Before you know what kindness really is you must lose things, feel the future dissolve in a moment like salt in a weakened broth.

What you held in your hand, what you counted and carefully saved,

all this must go so you know how desolate the landscape can be

between the regions of kindness. How you ride and ride

thinking the bus will never stop, the passengers eating maize and chicken

will stare out the window forever. Before you learn the tender gravity of kindness

you must travel where the Indian in a white poncho

lies dead by the side of the road. You must see how this could be you,

how he too was someone who journeyed through the night with plans

and the simple breath that kept him alive. Before you know kindness as the deepest thing inside, you must know sorrow as the other deepest thing.

You must wake up with sorrow. You must speak to it till your voice

catches the thread of all sorrows and you see the size of the cloth.

Then it is only kindness that makes sense anymore, only kindness that ties your shoes

and sends you out into the day to gaze at bread, only kindness that raises its head

from the crowd of the world to say It is I you have been looking for,

and then goes with you everywhere like a shadow or a friend.


I hope you enjoyed that tender poem as much as I did when I first heard it. I knew instinctively that this poem was written from a real experience and not just imagining a situation or trying to point to a concept. This sense of knowing helped guide me through my own experience of suffering to break down walls and attend to opening my heart on retreat. This way of embodying kindness is the key and you can find it works like alchemy on the body helping release hardened tissue that block the flow of your energy.

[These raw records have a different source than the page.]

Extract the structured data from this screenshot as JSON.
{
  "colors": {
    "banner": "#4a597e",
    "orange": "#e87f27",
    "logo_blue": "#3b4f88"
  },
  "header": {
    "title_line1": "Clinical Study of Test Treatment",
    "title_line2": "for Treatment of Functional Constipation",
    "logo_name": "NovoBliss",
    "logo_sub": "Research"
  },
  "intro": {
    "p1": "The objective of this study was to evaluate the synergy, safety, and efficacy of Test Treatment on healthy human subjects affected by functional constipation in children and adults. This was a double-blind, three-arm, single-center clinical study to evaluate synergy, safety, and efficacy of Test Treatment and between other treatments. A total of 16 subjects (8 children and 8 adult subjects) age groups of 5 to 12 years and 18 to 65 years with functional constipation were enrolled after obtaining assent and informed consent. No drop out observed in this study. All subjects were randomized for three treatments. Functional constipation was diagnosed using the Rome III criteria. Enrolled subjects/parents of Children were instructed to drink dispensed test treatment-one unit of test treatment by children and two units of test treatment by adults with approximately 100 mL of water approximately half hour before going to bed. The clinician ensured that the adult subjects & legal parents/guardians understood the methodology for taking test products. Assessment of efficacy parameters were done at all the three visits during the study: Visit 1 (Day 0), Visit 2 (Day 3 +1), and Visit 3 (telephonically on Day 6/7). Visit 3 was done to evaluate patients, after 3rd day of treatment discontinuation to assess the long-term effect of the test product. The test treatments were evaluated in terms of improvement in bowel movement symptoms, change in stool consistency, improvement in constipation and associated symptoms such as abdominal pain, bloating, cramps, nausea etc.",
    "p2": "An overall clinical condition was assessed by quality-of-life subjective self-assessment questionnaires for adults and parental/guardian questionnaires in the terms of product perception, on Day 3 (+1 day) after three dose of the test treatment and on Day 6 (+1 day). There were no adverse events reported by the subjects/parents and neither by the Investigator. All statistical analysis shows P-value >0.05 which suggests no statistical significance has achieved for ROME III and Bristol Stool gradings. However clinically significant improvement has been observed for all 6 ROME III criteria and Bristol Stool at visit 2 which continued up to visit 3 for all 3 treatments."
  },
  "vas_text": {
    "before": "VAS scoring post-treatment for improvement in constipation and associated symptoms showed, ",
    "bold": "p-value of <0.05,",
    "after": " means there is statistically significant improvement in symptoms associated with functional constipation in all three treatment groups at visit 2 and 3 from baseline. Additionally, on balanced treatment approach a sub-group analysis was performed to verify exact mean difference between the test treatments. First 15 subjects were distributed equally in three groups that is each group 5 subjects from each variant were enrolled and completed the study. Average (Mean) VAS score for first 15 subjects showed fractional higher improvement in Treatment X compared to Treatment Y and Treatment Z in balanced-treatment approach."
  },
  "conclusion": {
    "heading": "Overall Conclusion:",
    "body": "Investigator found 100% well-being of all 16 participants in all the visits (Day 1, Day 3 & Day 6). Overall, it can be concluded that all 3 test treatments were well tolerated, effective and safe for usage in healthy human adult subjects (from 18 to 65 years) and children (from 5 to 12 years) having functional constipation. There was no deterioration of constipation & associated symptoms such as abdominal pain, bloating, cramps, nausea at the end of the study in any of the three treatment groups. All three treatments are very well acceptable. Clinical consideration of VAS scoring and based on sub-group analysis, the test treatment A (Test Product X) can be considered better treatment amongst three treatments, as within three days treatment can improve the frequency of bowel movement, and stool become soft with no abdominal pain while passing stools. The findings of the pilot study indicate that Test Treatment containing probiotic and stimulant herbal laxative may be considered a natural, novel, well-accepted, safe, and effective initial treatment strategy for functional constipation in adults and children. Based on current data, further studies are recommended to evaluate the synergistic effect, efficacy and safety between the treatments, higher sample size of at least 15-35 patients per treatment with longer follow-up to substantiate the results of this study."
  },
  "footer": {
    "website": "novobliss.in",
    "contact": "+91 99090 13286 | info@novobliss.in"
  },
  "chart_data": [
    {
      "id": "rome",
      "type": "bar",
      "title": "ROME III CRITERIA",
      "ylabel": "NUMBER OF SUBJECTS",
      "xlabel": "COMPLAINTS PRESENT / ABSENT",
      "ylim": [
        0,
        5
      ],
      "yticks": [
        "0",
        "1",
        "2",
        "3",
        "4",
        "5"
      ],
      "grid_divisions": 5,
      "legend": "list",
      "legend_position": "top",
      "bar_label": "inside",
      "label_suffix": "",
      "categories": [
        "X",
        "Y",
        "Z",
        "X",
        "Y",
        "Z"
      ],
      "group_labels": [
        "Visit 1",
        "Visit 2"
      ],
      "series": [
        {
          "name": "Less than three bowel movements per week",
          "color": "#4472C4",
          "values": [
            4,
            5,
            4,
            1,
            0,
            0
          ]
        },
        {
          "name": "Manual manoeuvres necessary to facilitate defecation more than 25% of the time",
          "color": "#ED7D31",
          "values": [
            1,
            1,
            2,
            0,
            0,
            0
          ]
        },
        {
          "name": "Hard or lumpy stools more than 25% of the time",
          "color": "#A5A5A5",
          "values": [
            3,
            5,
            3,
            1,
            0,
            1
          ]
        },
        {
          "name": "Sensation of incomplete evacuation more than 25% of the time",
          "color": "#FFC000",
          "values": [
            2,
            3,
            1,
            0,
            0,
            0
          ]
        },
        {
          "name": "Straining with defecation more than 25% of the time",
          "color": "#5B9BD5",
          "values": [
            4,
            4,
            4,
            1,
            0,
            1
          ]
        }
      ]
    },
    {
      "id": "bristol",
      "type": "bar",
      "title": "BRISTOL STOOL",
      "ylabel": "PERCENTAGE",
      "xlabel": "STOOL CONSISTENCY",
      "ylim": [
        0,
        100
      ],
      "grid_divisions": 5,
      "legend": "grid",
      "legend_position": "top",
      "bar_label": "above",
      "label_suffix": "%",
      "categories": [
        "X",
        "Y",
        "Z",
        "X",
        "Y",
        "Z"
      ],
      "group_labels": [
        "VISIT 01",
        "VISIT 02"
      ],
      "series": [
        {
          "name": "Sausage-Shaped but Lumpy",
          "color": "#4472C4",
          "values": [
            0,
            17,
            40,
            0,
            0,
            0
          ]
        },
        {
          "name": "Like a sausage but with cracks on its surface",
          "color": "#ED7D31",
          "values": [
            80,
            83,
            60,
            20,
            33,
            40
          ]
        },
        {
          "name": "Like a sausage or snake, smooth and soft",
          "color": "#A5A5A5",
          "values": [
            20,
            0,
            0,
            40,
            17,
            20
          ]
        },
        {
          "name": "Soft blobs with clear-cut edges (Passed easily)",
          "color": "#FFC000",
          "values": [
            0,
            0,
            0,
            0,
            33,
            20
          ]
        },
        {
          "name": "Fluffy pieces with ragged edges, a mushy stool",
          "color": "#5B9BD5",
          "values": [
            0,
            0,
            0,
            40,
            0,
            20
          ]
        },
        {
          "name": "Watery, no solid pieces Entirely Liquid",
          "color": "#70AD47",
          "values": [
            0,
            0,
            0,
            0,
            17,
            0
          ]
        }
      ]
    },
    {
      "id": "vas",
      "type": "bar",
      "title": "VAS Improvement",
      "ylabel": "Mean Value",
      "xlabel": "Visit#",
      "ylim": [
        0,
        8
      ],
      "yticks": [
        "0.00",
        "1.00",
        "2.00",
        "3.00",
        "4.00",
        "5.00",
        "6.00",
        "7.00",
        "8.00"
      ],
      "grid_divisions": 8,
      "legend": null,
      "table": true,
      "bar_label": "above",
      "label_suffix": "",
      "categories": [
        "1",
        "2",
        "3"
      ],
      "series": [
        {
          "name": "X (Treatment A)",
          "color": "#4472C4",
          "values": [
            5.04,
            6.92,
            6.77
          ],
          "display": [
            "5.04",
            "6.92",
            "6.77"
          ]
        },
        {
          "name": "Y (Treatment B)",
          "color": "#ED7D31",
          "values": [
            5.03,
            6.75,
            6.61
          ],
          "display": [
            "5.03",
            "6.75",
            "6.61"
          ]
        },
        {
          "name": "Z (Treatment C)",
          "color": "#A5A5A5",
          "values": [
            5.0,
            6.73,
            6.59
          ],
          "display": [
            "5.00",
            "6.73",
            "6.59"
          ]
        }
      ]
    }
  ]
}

There are all kinds of ways we can cultivate kindness in our lives and keeping it front of mind and intentional is helpful because sometimes we don't orient easily toward kindness for ourselves and others. I recommend choosing an activity and working on developing it in your life playfully.


  1. Get up and decide to be kind.

  2. Look for kindness and generosity in your life and let it land in the body too.

  3. Be kind to yourself and help yourself when your struggling by reaching out for support or taking time to pause and reset.

  4. Keep a kindness journal and write your kindness experience to relive them and savour them.

  5. Smile and connect with someone you care about.

  6. Give yourself permission to be vulnerable and dwell in uncertainty.

  7. Practice appreciating life by noticing the gifts you've already been given.

  8. Notice the things you feel raw and vulnerable with and bring kindness to how you reflect on those things.

  9. Focus on the greater good in practice by keeping your heart and mind open.

  10. Tibetan Buddhism offers the Lojong mind training slogans for opening the heart

  11. Create kindness challenges or participate in random acts of kindness.

  12. Play empathy charades where you have to try and understand how others are feeling.

  13. Volunteer to help someone more vulnerable than yourself.

  14. Focus on building friendships and being generous towards others.